The Prince was a book of its time both politically and intellectually . But it was also a personal book, and we miss something of its power if we ignore its biographical context.
Machiavelli's family was neither wealthy nor well-connected. His father, Bernardo, was a lawyer and humanist who diligently grounded his son in the
studia humanitatis but was unable to arrange for him a life of aristocratic luxury or even a cushy government stipend.
Instead, although Machiavelli's early years are poorly documented, it seems certain that it was a combination of humanist education, hard work and intelligence that earned him a major appointment in 1498. Machiavelli was as close to being a self-made man any anyone in Renaissance Florence.

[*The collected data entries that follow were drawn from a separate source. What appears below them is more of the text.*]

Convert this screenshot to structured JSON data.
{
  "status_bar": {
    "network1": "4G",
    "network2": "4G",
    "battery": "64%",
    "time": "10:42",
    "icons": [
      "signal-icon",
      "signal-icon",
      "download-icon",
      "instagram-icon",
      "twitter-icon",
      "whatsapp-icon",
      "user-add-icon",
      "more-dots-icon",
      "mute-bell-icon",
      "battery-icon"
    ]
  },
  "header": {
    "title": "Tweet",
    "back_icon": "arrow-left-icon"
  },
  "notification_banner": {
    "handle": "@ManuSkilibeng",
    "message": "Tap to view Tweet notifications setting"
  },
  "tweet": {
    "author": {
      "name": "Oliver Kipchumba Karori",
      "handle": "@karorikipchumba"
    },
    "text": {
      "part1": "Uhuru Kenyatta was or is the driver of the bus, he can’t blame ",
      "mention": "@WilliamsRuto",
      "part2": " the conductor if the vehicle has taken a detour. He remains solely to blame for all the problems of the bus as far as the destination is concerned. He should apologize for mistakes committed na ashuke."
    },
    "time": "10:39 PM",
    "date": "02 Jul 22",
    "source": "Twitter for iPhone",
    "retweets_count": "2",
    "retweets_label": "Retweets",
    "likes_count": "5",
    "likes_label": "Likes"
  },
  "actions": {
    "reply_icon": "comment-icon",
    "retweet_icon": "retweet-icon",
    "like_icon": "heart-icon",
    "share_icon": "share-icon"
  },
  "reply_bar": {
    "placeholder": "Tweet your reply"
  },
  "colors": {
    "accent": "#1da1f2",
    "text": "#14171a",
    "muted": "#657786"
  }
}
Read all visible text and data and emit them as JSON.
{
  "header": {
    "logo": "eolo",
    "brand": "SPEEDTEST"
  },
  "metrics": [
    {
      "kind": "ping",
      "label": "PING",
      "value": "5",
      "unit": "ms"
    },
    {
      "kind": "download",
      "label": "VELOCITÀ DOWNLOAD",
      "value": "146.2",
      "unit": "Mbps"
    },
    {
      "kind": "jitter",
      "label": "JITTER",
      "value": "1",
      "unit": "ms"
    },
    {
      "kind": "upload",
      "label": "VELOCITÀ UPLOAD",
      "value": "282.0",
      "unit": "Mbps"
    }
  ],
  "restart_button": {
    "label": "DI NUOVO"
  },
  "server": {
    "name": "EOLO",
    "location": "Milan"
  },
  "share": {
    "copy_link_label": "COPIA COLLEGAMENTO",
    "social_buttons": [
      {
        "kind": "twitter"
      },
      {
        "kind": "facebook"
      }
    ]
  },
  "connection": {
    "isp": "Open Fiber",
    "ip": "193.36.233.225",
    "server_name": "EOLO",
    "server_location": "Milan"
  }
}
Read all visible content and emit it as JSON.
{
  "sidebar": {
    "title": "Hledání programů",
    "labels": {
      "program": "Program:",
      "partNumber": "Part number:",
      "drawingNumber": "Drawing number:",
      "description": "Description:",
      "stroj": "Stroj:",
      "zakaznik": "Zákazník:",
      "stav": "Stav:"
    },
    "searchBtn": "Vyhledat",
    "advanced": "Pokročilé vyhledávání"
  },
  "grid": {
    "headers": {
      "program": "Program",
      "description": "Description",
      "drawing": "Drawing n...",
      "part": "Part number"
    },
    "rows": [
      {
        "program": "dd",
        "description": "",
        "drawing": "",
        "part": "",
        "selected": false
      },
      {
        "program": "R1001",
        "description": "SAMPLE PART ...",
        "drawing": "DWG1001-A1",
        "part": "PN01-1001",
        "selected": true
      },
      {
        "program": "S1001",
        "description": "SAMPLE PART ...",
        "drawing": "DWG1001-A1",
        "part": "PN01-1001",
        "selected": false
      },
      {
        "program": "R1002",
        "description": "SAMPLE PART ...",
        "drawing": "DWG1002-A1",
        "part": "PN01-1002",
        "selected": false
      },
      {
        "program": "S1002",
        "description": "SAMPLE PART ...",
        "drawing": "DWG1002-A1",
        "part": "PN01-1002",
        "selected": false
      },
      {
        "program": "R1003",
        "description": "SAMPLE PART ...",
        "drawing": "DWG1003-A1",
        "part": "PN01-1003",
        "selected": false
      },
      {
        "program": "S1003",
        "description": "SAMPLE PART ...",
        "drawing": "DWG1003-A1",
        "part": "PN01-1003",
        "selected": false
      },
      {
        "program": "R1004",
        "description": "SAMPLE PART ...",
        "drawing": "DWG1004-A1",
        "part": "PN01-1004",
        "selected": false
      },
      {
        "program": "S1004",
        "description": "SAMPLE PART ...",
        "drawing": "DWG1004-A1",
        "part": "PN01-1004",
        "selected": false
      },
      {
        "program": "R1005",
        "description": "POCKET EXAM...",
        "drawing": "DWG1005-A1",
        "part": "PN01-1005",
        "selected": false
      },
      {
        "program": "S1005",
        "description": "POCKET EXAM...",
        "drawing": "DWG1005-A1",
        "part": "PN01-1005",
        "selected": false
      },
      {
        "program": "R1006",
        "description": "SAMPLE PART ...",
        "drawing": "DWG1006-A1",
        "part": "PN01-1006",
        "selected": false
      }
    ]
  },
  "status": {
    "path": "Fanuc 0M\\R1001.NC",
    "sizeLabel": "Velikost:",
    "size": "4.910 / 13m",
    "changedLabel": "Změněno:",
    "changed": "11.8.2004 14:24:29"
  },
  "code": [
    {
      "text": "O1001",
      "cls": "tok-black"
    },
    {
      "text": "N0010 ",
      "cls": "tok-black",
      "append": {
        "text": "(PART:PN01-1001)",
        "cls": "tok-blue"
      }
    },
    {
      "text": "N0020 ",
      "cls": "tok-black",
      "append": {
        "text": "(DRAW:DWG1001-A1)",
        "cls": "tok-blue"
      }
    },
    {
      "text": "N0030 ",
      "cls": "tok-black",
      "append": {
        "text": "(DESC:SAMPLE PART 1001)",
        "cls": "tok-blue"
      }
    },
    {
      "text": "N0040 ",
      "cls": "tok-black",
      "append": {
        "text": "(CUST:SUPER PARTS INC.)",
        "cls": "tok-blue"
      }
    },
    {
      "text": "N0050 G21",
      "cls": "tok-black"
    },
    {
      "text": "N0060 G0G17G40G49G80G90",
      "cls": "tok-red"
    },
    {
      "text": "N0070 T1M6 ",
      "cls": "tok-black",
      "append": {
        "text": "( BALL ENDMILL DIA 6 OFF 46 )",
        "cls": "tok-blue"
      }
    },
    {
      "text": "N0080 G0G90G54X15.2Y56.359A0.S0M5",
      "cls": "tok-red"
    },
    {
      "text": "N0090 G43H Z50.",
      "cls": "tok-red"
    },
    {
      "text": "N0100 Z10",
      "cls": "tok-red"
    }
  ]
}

As secretary of the Ten of War, Florence's foreign affairs and war committee, he was the city's highest-ranking diplomat for 14 years, leading embassies to and spending months in the courts of the French king, the pope, the holy Roman emperor, and others. The Prince was written by a man who, as he informs Lorenzo de'Midici in the dedication, had "knowledge [that was] gained through long experience of contemporary affairs". When it came to geopolitics, Machiavelli knew whereof he spoke.
The author's diplomatic career saturates The Prince. Alongside the Greek and Roman models so favoured by humanists, the book is populated with contemporary examples and lessons, many of them transposed, almost verbatim, from Machiavelli's personal correspondence and legations. Thus his breathless praise for Cesare Borgia's ruthlessness, his admiration of Pope Julius II's boldness, and his criticism of the Emperor Maximillian's ineptitude passed largely unaltered from diplomatic communiques into The Prince.
Even when his diplomatic memos are not quite so obvious, Machiavelli's experience remains in view. His time at the French court taught him that the Florentine view of their city's power and importance was utterly naive and inflated. If the republic wished to survive it needed to recognise how the real world worked. The Prince offered some candid and blunt advice along these lines, explicitly drawn from a career at the ambassadorial coalface. The author was, in effect, leaking the diplomatic cables in order to help "save [Italy] from the cruelty and barbarity of [the] foreigners" encroaching upon it.